Conceptual marketing is an advertising concept where focus is shifted from a specific product to a brand identity. By establishing the brand as a cultural or social focus point, marketers need to focus on specific products less; essentially, anything associated with the brand is seen in the same light. For example, it is possible to focus on a specific color or shape to associate it with a brand. Afterwards, whenever people see that image, they think of the brand, even if the actual image is unrelated.

The main focus of conceptual marketing is breaking down a corporate identity into a single, very simple idea. From that point on, marketers work to associate the two concepts in people’s minds. By associating those things in people’s minds, it is possible to pull away from all but the barest mention of product lines.

Businessman giving a thumbs-up
Businessman giving a thumbs-up

The associations used in conceptual marketing are based heavily on who the concept is aimed at. A company that sells small technological products may choose a ‘fun’ or ‘young’ concept. From that point on, the advertising focuses on reinforcing that idea. The product itself might actually change from a non-descript device series to one that uses modern aesthetic sense to constantly seem advanced. In this case, the advertising would also attempt to make comparisons to its competition, generally showing them as ‘old’ or ‘un-cool.’

In the case of a company that sells items that are heavily based on product line or brand names, such as a home improvement store, the idea works a little differently. In this case, people will know the sorts of things they can buy from the store; they just need constant reinforcement that that store exists. This type of conceptual marketing will often focus on a basic, but still recognizable, shape or color. This allows the company to gain unintentional advertising whenever a consumer sees the associated image.

In the majority of cases, conceptual marketing is only done by the largest of companies.
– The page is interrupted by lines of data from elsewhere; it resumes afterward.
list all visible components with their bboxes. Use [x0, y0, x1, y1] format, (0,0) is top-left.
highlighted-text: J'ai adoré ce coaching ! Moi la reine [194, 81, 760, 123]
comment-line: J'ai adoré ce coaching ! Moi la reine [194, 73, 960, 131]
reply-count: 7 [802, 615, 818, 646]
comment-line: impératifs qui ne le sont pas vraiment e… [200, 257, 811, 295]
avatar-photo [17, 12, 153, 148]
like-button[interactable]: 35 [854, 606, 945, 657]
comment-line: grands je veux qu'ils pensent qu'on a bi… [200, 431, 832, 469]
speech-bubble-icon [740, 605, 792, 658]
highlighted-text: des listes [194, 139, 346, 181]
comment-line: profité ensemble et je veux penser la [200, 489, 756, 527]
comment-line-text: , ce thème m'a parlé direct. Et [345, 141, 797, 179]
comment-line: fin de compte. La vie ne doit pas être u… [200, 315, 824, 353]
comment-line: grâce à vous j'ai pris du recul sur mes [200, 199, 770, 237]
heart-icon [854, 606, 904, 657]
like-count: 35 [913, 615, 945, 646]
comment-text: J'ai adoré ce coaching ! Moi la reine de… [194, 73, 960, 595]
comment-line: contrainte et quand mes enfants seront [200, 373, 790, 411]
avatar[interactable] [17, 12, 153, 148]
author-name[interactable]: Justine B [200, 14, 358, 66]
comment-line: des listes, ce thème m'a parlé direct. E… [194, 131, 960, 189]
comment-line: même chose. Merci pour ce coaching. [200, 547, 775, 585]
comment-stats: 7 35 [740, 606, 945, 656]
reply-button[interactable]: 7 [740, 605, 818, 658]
The types of all-encompassing advertising required to create the association are well beyond any small to mid-sized business. This cost covers putting a large number of different and non-repeating advertisements on television, radio, print sources and billboards. Essentially, any place where a person might see an ad, there is a chance she will see one of these. By bombarding people with associative imagery, conceptual marketing creates subconscious connections without the consumer even being aware.